Il n’y a pas de soleil qui ne soit

lumière, (et le français est

un par terre) quand en changeant

de vues, tu changeas de forme, même

dans ta procession nostalgique

vers une mort impénétrable.

Dans le vers tu impénétrais ta

nuit, de soleils et lumières

en rien naturels, quand

le bal électrique plus du tout

campagnard distinguais entre

qui était immobile, et qui ne

lo era. Difendo i lavoratori

difendo il loro pane a denti

stretti caccio il cane da

questa mia mansarda piena

d’impenetrabili libri buoni

per una vendemmia che sarà

tutta l’ultima opera vostra

se non mi salvate da queste

strette, stretta la misura

combatte il soldo e non v’è

sole ch’appartenga al popolo !

l’était pas.

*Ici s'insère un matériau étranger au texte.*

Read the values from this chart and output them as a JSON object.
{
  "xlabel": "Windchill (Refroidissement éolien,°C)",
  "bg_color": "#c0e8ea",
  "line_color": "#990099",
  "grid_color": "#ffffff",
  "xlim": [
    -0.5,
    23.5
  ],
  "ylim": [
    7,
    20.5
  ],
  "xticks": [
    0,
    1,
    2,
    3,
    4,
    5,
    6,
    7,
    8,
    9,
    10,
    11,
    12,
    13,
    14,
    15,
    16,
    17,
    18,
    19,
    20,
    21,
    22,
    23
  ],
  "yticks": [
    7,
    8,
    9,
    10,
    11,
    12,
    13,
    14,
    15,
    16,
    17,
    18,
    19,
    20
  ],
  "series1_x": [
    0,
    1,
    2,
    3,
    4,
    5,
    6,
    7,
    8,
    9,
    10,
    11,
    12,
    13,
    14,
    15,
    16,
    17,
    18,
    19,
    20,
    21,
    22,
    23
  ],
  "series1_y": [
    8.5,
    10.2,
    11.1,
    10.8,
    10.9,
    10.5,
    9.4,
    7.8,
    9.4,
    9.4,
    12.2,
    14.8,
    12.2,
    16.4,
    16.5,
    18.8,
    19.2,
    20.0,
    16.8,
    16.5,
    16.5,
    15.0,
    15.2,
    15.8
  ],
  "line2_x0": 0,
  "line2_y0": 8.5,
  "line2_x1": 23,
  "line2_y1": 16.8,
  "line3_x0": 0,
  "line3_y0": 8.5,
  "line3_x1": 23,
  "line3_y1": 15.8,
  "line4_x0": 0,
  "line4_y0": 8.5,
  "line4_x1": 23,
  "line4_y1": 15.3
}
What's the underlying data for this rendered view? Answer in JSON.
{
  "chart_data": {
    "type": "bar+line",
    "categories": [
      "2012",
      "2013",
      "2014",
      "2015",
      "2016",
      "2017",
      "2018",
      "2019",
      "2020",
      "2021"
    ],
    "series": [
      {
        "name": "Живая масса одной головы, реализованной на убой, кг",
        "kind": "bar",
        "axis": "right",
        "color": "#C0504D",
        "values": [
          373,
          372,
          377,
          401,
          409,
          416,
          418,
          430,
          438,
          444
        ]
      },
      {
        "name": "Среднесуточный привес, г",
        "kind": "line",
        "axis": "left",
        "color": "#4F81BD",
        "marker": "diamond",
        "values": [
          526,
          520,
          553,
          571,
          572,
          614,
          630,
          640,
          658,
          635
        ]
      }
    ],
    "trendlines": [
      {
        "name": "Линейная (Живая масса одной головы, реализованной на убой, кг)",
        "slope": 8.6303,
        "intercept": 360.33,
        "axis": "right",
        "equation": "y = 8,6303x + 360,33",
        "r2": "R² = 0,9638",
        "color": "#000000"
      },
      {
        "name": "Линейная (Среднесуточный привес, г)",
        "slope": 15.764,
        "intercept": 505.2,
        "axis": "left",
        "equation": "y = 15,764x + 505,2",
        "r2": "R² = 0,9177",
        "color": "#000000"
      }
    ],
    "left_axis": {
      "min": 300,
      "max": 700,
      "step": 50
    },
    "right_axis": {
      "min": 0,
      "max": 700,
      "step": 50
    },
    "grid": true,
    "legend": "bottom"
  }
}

Je défends les travailleurs

je défends leur pain les dents

serrées je chasse le chien de

ma mansarde pleine

de livres impénétrables bons

pour une vendange qui sera

toute votre dernière œuvre

si vous ne me sauvez pas de ces

étreintes, étroite la mesure

combattez l’argent et il n’y a pas

de soleil qui n’appartienne au peuple !

2

Quando su un tank m’avvicino

a quel che era un tango, se

la misericordia era con me

quando vincevo, o inverso

se la tarda notte non fosse

ora ora di mattino, io non

scriverei più codeste belle

note! – Davvero mi torturi?

e davvero m’insegni a non

torturare la mente in agonia

d’altri senz’agonia ma mancanti

al sole di tutti i splendidi

soldi che hai riconosciuto

nella Capitale del vizio

che era Roma ? E tu frassine

oh lungo fratello d’una volta

chiamato Pierpaolo, un ricordo

soltanto ho delle tue vanaglorie

come se in fondo fosse l’ambizione

a gettar l’ultimo sguardo

dall’ultimo ponte.

2

Quand sur un tank je m’approche

de ce qui était un tango, si

la miséricorde était avec moi

quand je gagnais, et en effet

si la nuit profonde n’était pas

là là ce matin, moi je n’

écrirais plus ces belles

notes-là ! – Vraiment tu me tortures ?

et vraiment tu m’apprends à ne pas

torturer l’esprit à l’agonie

d’autres sans agonie, mais qui manquent

au soleil de tout le splendide

argent que tu as reconnu

dans la Capitale du vice

qu’était Rome ? Et toi frêne

oh long frère d’autrefois

appelé Pierpaolo, un souvenir

seulement me reste de tes glorioles

comme si au fond c’était l’ambition

qui jetait le dernier regard

du dernier pont.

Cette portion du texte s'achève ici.